In sermons, Episcopal leaders in Washington call for gun control

The leaders of the Episcopal Diocese of Washington will use their sermons this morning to call for stricter gun control legislation.

Both Bishop Mariann Budde, who is preaching at a confirmation service at St. Alban’s Episcopal Church, and the Very Rev. Gary Hall, who is preaching at Washington National Cathedral, where he is dean, are calling for a ban on the sale of assault weapons and ammunition for such weapons in addition to other legislation.


The Cafe will publish both sermons after they are preached.

In his sermon, Hall will say:

Everyone seems to live in terror of the gun lobby. But I believe the gun lobby is no match for the cross lobby. I don’t want to take away someone’s hunting rifle, but I can no longer justify a society that allows concealed handguns in schools and on the streets or that allows people other than military and police to buy assault weapons or that lets people get around existing gun laws by selling weapons to people without background checks at gun shows. As Christians, we are obligated to heal the wounded, protect the vulnerable, and stand for peace. The cross is the sign and the seal of that obligation. And we know both from faith and experience that the cross is mightier than the gun. The gun lobby is no match for the cross lobby.

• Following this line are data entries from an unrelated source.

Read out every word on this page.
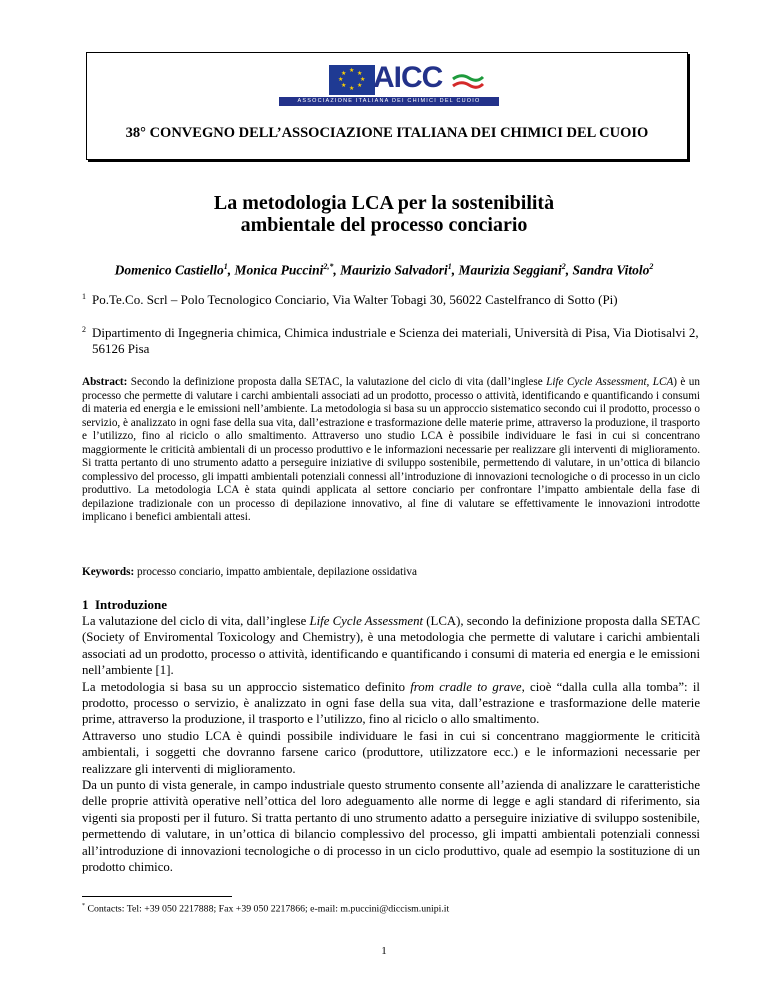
★ ★
★
★
★
★
★
★ AICC
ASSOCIAZIONE ITALIANA DEI CHIMICI DEL CUOIO
38° CONVEGNO DELL’ASSOCIAZIONE ITALIANA DEI CHIMICI DEL CUOIO
La metodologia LCA per la sostenibilità
ambientale del processo conciario
Domenico Castiello$^1$, Monica Puccini$^{2,*}$, Maurizio Salvadori$^1$, Maurizia Seggiani$^2$, Sandra Vitolo$^2$
1 Po.Te.Co. Scrl – Polo Tecnologico Conciario, Via Walter Tobagi 30, 56022 Castelfranco di Sotto (Pi)
2 Dipartimento di Ingegneria chimica, Chimica industriale e Scienza dei materiali, Università di Pisa, Via Diotisalvi 2, 56126 Pisa
Abstract: Secondo la definizione proposta dalla SETAC, la valutazione del ciclo di vita (dall’inglese Life Cycle Assessment, LCA) è un processo che permette di valutare i carchi ambientali associati ad un prodotto, processo o attività, identificando e quantificando i consumi di materia ed energia e le emissioni nell’ambiente. La metodologia si basa su un approccio sistematico secondo cui il prodotto, processo o servizio, è analizzato in ogni fase della sua vita, dall’estrazione e trasformazione delle materie prime, attraverso la produzione, il trasporto e l’utilizzo, fino al riciclo o allo smaltimento. Attraverso uno studio LCA è possibile individuare le fasi in cui si concentrano maggiormente le criticità ambientali di un processo produttivo e le informazioni necessarie per realizzare gli interventi di miglioramento. Si tratta pertanto di uno strumento adatto a perseguire iniziative di sviluppo sostenibile, permettendo di valutare, in un’ottica di bilancio complessivo del processo, gli impatti ambientali potenziali connessi all’introduzione di innovazioni tecnologiche o di processo in un ciclo produttivo. La metodologia LCA è stata quindi applicata al settore conciario per confrontare l’impatto ambientale della fase di depilazione tradizionale con un processo di depilazione innovativo, al fine di valutare se effettivamente le innovazioni introdotte implicano i benefici ambientali attesi.
Keywords: processo conciario, impatto ambientale, depilazione ossidativa
1 Introduzione

La valutazione del ciclo di vita, dall’inglese Life Cycle Assessment (LCA), secondo la definizione proposta dalla SETAC (Society of Enviromental Toxicology and Chemistry), è una metodologia che permette di valutare i carichi ambientali associati ad un prodotto, processo o attività, identificando e quantificando i consumi di materia ed energia e le emissioni nell’ambiente [1].

La metodologia si basa su un approccio sistematico definito from cradle to grave, cioè “dalla culla alla tomba”: il prodotto, processo o servizio, è analizzato in ogni fase della sua vita, dall’estrazione e trasformazione delle materie prime, attraverso la produzione, il trasporto e l’utilizzo, fino al riciclo o allo smaltimento.

Attraverso uno studio LCA è quindi possibile individuare le fasi in cui si concentrano maggiormente le criticità ambientali, i soggetti che dovranno farsene carico (produttore, utilizzatore ecc.) e le informazioni necessarie per realizzare gli interventi di miglioramento.

Da un punto di vista generale, in campo industriale questo strumento consente all’azienda di analizzare le caratteristiche delle proprie attività operative nell’ottica del loro adeguamento alle norme di legge e agli standard di riferimento, sia vigenti sia proposti per il futuro. Si tratta pertanto di uno strumento adatto a perseguire iniziative di sviluppo sostenibile, permettendo di valutare, in un’ottica di bilancio complessivo del processo, gli impatti ambientali potenziali connessi all’introduzione di innovazioni tecnologiche o di processo in un ciclo produttivo, quale ad esempio la sostituzione di un prodotto chimico.

* Contacts: Tel: +39 050 2217888; Fax +39 050 2217866; e-mail: m.puccini@diccism.unipi.it
1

In her sermon, Bishop Budde will say:

Dean Hall and I have decided to dedicate ourselves to the work of passing national legislation to ban the sale of assault weapons and ammunition in this country and I invite you, as a congregation, to join us and others for whom something snapped inside on Friday, as we collectively all awoke from a very bad dream. While there are legitimate reasons to own a gun, there is no reason for civilians to own weapons whose only purpose is to kill large numbers of people. And while there is far more to be done to reduce violence in our nation, and to care for the mentally ill, if we don’t begin with the most obvious first steps, how will we ever progress to more difficult challenges?